Janis C. Kelly
February 08, 2019
Patients with mild to moderate knee osteoarthritis (KOA) who used intra-articular corticosteroids (IACs) experienced substantially faster disease progression than those in a matched group who had not received IACs.
However, experts caution that the difference in progression rates might reflect underlying differences that influenced the decision to treat with IACs. Thus, the analysis, published online January 28 in Osteoarthritis and Cartilage, adds to the literature but does not resolve previous questions over potential detrimental effects of IACs on cartilage.
"In this cohort study, IACs were associated with significant acceleration of knee OA progression, assessed as KL [Kellgren and Lawrence] grade worsening (ie, an increase in KL grade by ≥1 grades or having a knee replacement) or JSW [joint space width] worsening (ie, a decrease in JSW by ≥0.7 mm or having a knee replacement)," lead author Chao Zeng, MD, PhD, told Medscape Medical News.
"However, since our findings were based on an observational study, we could not rule out the potential residual confounders," continued Zeng, a postdoctoral fellow in the Division of Rheumatology, Allergy, and Immunology, Department of Medicine, Massachusetts General Hospital, Harvard Medical School, Boston, Massachusetts, and associate professor, Department of Orthopaedics, Xiangya Hospital, Central South University, Hunan, China.
He acknowledged being "a little bit surprised" about the results. "However, our findings agree with a trial published in JAMA recently, which showed that repeated IACs resulted in greater loss of cartilage volume compared with intra-articular saline. In that trial, repeated IACs were administered to participants during the study period regardless of the flare of pain or inflammatory signs, which are the usual indications for such injections in clinical practice. Thus, a pragmatic trial is needed."
David T. Felson, MD, director of clinical epidemiology and professor of medicine and public health, Boston University School of Medicine, Massachusetts, agreed that a randomized trial is needed. He told Medscape Medical News that, on the basis of these data, he is not convinced that IACs accelerate joint deterioration.
"Persons undergoing intra-articular corticosteroid injection have more severe pain and worse disease than persons not undergoing this procedure," Felson said. "Despite [the authors'] attempts to adjust for these differences, they can't really be adjusted for. The pain measure 'adjusted for' was drawn after the steroid injection for those who underwent the shot and therefore underestimates their pain at the time of the shot. Pain is a main driver of OA outcomes."
A Matter of Debate
Zeng and colleagues examined the relation of IACs to radiographic KOA progression in a "real-world" setting using data from patients with mild to moderate KOA who were enrolled in the Osteoarthritis Initiative, a natural history study. The cohort includes 1329 patients with symptomatic tibial-femoral KOA who have osteophytes and who experience frequent symptoms in one or both knees. Among those, the researchers identified 148 patients for whom IACs were initiated during follow-up and matched them with 546 patients who did not receive IACs during a 4-year period.
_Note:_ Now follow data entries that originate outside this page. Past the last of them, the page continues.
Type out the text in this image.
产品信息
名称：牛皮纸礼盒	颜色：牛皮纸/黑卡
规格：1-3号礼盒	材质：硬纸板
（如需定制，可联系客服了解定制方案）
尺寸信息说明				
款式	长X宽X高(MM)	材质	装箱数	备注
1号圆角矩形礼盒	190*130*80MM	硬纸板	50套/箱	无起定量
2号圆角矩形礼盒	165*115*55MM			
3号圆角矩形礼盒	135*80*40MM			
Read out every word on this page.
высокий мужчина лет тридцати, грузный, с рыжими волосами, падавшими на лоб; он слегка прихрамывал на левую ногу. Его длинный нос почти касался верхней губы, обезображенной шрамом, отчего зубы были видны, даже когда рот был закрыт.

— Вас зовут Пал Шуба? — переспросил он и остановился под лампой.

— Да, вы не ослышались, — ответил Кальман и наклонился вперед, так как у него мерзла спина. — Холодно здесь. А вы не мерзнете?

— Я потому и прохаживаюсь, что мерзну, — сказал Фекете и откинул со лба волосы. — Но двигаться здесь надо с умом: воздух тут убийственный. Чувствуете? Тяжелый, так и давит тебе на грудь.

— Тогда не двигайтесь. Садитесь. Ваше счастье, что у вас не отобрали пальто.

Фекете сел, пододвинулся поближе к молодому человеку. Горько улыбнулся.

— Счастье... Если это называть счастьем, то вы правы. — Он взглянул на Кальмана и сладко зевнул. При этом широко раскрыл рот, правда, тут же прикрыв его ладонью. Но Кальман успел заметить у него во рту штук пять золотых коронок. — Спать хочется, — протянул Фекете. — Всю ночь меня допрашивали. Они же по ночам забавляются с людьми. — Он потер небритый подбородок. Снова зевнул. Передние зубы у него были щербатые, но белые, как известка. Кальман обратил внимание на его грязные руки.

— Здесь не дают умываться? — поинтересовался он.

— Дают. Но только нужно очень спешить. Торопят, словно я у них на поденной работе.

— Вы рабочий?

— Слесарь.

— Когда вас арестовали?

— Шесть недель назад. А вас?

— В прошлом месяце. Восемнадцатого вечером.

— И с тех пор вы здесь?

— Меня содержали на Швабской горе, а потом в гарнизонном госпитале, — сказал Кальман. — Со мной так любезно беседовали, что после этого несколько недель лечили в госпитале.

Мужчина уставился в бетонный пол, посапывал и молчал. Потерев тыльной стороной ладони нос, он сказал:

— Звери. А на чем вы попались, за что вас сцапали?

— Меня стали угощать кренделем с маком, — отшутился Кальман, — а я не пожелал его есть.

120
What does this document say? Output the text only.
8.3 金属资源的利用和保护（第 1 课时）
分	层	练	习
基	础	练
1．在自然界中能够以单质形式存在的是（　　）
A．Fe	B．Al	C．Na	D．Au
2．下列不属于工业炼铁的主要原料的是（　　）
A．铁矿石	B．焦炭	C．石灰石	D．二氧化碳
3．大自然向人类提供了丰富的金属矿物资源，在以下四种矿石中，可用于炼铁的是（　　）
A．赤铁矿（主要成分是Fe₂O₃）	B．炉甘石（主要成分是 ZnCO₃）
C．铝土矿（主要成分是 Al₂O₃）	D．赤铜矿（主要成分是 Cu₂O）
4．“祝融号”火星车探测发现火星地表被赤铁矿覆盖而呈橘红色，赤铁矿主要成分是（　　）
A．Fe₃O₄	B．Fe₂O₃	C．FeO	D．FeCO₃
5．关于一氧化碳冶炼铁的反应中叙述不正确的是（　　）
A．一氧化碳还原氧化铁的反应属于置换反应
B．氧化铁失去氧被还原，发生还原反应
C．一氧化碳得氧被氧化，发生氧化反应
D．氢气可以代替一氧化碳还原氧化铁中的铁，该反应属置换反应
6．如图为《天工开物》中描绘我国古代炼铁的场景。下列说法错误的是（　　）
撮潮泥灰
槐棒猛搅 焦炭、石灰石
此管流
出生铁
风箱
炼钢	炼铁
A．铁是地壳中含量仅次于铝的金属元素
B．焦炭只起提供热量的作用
Patients for whom IACs were initiated had three to four times the risk for KL grade worsening vs the comparison group, who did not receive IACs (hazard ratio, 3.02 for IAC initiation and 4.67 for continuous IACs).
The authors write, "In this cohort study of knee ROA [radiographic osteoarthritis], we found that IACs may be associated with an increased risk of knee ROA progression, and the risk appeared larger with continuous IACs use. These results agree with the recent RCT [randomized controlled trial], which found that repeated IACs led to larger cartilage volume loss, compared with intra-articular saline. Our findings were independent of the effect of the major confounders, and remained stable in various sensitivity analyses, suggesting that the initiation of IACs and continuous IACs may have a detrimental effect on knee ROA progression."
Felson disagreed. He said, "The study has no implications for treatment. Intra-articular steroids are effective treatments for pain in osteoarthritis. They are among the most effective treatment modalities that we have. Of two large randomized trials testing intra-articular steroids and examining cartilage loss or joint space loss, one showed no effect of steroids vs placebo, and the other [referred to by Zeng and colleagues] showed a trivial effect that was not clinically important. These results are the ones that are most likely to be true."
The study was supported by the National Natural Science Foundation of China, the Postdoctoral Science Foundation of Central South University, the Young Investigator Grant of Xiangya Hospital, Central South University, and the Natural Science Foundation of Hunan Province. The Osteoarthritis Initiative is a public–private partnership funded by the National Institutes of Health. Private funding partners include Merck Research Laboratories, Novartis Pharmaceuticals Corporation, GlaxoSmithKline, and Pfizer. The authors and Felson have disclosed no relevant financial relationships.